Mike is a gentle, upright man in his sixties. He hums and chuckles as he talks, has a palpable radiance and a vibrant sense of humor, and says he meditates not out of discipline or will, but because it’s “so interesting.” Yes. “You never know what’s going to arise while you sit there. It’s always different.” We had a short but significant conversation after his talk. He offered to help me find transportation there from Green Gulch, offered me the use of his car while I’m there, said I could use Jikoji as a base from which to explore other centers. I am stunned by his generosity, his humility, and his welcoming energy. Jikoji sounds like an idyllic little place, far from the roar of traffic, an hour and a half south of San Francisco, in the hills. That door stands open now. Fascinating how life continues to unfold.
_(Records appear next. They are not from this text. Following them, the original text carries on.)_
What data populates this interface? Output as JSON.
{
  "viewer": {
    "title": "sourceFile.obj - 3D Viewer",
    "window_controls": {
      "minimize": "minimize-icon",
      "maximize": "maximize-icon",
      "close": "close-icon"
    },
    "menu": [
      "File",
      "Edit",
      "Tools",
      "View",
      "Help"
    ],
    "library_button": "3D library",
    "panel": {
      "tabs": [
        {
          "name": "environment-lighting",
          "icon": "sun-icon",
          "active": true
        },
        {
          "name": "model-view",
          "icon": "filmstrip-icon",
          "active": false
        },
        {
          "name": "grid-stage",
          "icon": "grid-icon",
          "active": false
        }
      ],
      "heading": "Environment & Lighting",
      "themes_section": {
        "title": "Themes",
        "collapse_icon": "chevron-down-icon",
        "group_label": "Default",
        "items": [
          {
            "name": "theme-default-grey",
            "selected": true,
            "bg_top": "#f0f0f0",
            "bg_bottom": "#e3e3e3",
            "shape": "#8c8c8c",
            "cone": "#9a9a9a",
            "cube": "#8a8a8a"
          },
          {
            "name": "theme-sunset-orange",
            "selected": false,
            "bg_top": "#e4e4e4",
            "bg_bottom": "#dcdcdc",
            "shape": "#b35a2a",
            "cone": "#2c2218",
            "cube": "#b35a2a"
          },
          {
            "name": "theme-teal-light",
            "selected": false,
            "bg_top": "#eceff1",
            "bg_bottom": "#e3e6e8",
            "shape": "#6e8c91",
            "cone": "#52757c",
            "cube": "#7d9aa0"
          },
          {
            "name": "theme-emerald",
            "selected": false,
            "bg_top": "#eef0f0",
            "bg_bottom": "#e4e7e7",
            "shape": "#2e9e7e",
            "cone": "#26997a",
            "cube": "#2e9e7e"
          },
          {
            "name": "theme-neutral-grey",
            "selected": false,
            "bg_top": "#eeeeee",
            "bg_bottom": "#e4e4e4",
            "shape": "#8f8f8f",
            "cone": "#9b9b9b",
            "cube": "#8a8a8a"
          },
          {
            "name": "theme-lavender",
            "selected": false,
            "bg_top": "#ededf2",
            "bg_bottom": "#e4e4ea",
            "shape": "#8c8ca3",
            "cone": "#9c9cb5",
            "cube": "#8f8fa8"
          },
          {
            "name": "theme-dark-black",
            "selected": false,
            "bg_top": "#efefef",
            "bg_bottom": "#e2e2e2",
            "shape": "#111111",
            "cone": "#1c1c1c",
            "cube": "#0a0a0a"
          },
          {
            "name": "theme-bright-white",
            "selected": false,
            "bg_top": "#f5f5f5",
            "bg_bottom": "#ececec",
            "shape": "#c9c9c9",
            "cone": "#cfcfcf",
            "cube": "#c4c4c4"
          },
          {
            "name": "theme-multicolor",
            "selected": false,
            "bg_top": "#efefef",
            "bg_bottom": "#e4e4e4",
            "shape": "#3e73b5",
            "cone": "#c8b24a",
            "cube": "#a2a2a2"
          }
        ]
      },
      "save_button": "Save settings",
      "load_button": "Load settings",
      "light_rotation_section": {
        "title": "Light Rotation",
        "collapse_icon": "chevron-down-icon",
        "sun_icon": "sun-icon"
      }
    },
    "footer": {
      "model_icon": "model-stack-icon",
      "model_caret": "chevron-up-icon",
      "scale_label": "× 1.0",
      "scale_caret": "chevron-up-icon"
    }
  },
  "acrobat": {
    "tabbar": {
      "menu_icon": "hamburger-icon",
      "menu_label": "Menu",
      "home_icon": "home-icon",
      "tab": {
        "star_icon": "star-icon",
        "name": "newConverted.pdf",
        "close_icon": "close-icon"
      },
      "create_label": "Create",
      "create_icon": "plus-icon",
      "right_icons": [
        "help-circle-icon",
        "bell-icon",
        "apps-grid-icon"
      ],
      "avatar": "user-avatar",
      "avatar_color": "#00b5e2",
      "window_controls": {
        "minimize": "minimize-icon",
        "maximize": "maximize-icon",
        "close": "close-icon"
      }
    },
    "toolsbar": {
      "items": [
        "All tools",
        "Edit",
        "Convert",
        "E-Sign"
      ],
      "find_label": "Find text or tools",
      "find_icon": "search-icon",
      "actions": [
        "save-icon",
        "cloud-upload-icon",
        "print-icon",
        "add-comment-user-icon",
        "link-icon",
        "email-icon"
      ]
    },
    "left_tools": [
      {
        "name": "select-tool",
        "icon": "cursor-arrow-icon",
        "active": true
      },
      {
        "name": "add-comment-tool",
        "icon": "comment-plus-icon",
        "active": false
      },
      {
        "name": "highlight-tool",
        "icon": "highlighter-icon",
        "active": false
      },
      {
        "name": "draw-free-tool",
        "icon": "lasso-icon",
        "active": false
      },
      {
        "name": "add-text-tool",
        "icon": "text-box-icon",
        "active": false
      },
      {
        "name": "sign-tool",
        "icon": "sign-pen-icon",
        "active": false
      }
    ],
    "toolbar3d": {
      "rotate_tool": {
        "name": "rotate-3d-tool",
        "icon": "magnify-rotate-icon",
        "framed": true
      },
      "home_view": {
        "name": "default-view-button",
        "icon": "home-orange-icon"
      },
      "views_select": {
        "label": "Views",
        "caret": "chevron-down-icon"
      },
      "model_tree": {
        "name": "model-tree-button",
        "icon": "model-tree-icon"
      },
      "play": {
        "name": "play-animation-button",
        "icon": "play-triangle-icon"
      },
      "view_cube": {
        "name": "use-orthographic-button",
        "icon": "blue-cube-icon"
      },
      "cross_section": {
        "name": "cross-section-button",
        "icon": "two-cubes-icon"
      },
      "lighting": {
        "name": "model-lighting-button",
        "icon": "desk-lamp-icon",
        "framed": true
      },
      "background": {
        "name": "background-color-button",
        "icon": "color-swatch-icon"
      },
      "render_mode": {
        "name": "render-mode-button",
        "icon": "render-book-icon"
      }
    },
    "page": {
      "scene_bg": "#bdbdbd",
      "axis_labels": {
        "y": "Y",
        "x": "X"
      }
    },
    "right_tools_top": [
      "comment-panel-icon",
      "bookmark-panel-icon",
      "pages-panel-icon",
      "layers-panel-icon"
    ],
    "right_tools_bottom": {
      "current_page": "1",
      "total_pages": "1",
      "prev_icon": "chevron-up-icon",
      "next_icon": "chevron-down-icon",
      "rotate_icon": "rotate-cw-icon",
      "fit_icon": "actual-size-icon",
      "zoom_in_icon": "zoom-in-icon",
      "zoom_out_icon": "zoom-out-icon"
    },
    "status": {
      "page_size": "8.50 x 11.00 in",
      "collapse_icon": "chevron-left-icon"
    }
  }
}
For no rational reason, I seem to be headed in the direction of Soto Zen practice now. I’ve been practicing one form of Buddhism or another for over forty years, and the heart of all paths–meditation, socially-engaged practice for peace and justice, simplicity–is the same, though the outward manifestations are different. If I can thread the expressways and get to Houston Zen Center regularly for the next few months, I can learn the vocabulary of Soto Zen. All the Japanese language and ritual (shosu, roshi, kyogen, ango, etc.) is completely new to me, as my practice has been mostly Vipassana and Vietnamese Zen, with occasional exposure to Tibetan and Chinese Zen. I guess I’d characterize my own practice as “ecumenical” Buddhism, but I’m open to what Japanese Zen can offer, and it’s interesting to me that I got this deep “coming home” feeling again on Saturday–a little like the feeling I get when I walk by a mound of blossoming honeysuckle. Don’t know what it means, if it means anything at all. I’ll just hang out and discover.